# Thread: need to get the concept down...

1. ## need to get the concept down...

Evaluate the integral.

2. Okay I'm going to have to assume you know how to deal with expression in the form of $\displaystyle \int_{}^{}{ae^{bx}}dx$ If you don't just say.

Now to integrate $\displaystyle 3^x$ we just need to rewrite it as e raised to an particular power, consider $\displaystyle y = 3^x$ then $\displaystyle ln(y) = ln(3^x) .... ln(y) = xln(3)$ now we just antilog both sides so $\displaystyle y = e^{xln3}$

so you understand how to write $\displaystyle 3^x$ as $\displaystyle e^{xln3}$

so to integrate you just use the chain rule backwards $\displaystyle \int_{}^{}{e^{xln3}}dx = \frac{e^{xln3}}{ln3} = \frac{3^{x}}{ln3}$

now in general $\displaystyle \int{a^x} dx = \frac{a^x}{lna}$

3. cool response, but it doesnt work.... F(3)-F(1) isnt' the right answer.....
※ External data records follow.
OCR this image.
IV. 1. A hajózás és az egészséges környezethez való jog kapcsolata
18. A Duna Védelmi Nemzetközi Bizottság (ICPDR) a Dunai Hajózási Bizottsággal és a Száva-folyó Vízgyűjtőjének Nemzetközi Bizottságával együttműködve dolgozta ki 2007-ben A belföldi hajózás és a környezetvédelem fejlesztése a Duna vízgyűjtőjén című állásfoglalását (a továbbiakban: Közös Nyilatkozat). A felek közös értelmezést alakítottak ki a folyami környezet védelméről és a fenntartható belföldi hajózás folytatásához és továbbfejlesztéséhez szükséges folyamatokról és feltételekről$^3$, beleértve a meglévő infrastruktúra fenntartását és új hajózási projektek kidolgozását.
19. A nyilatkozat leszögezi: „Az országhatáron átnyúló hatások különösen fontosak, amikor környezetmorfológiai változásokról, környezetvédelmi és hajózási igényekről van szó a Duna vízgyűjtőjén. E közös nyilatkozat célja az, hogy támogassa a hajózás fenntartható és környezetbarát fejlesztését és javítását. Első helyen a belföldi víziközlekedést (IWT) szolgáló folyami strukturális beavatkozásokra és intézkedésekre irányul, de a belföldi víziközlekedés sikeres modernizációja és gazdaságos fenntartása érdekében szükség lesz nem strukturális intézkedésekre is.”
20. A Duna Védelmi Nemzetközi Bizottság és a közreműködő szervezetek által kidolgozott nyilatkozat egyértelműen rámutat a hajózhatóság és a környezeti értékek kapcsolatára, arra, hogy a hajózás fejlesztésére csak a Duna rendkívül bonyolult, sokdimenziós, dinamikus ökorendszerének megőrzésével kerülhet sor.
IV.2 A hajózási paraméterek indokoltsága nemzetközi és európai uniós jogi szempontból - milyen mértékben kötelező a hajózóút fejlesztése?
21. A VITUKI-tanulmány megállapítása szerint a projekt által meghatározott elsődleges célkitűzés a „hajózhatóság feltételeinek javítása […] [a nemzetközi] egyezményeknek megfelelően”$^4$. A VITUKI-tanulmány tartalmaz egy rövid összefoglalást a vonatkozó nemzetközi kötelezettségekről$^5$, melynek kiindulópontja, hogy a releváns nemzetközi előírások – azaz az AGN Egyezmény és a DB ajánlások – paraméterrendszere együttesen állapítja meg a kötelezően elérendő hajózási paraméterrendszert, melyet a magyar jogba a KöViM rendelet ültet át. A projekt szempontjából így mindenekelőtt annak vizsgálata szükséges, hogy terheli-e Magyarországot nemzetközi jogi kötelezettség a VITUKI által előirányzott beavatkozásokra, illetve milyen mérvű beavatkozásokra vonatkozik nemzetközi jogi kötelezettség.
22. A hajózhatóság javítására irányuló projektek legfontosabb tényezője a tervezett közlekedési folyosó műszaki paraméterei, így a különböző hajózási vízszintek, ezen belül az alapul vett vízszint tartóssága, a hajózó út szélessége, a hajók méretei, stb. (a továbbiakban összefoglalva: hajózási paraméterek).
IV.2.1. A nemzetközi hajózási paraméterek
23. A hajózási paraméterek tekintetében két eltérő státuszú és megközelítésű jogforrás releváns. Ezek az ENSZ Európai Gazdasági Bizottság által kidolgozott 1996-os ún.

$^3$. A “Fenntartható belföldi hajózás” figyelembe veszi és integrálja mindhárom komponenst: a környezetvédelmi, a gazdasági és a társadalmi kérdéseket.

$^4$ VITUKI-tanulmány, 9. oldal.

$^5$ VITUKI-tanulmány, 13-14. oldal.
4. $\displaystyle (a^x)'=(e^{x\ln a})'=a^x\ln a.$

Integrate both sides

$\displaystyle a^x+k_1=\int a^x\ln a\,dx\,\therefore\,\frac{a^x}{\ln a}+k=\int a^x\,dx.$

So $\displaystyle \int_1^33^x\,dx=\left.\frac{3^x}{\ln3}\right|_1^3$

What's the problem with this?

5. I get 21.84 when I plug that in, and when I try to submit it for my online homework..... I get a red X (I have a hundred submissions though)..... is this a serious problem?

6. Originally Posted by winterwyrm
I get 21.84 when I plug that in, and when I try to submit it for my online homework..... I get a red X (I have a hundred submissions though)..... is this a serious problem?
can't you enter exact answers? or does the system accept decimal approximations? (it would be 21.85 to two decimal places)

7. its wrong... 22, 22.9, 21.85, even 21, and 23....

8. Originally Posted by winterwyrm
its wrong... 22, 22.9, 21.85, even 21, and 23....
check again to see if you wrote the right question, because i see nothing wrong with the responses given. did you try typing in 24/(ln 3)? this is definately the right answer for the question asked

9. that worked! THanks so much!! I was so confused!!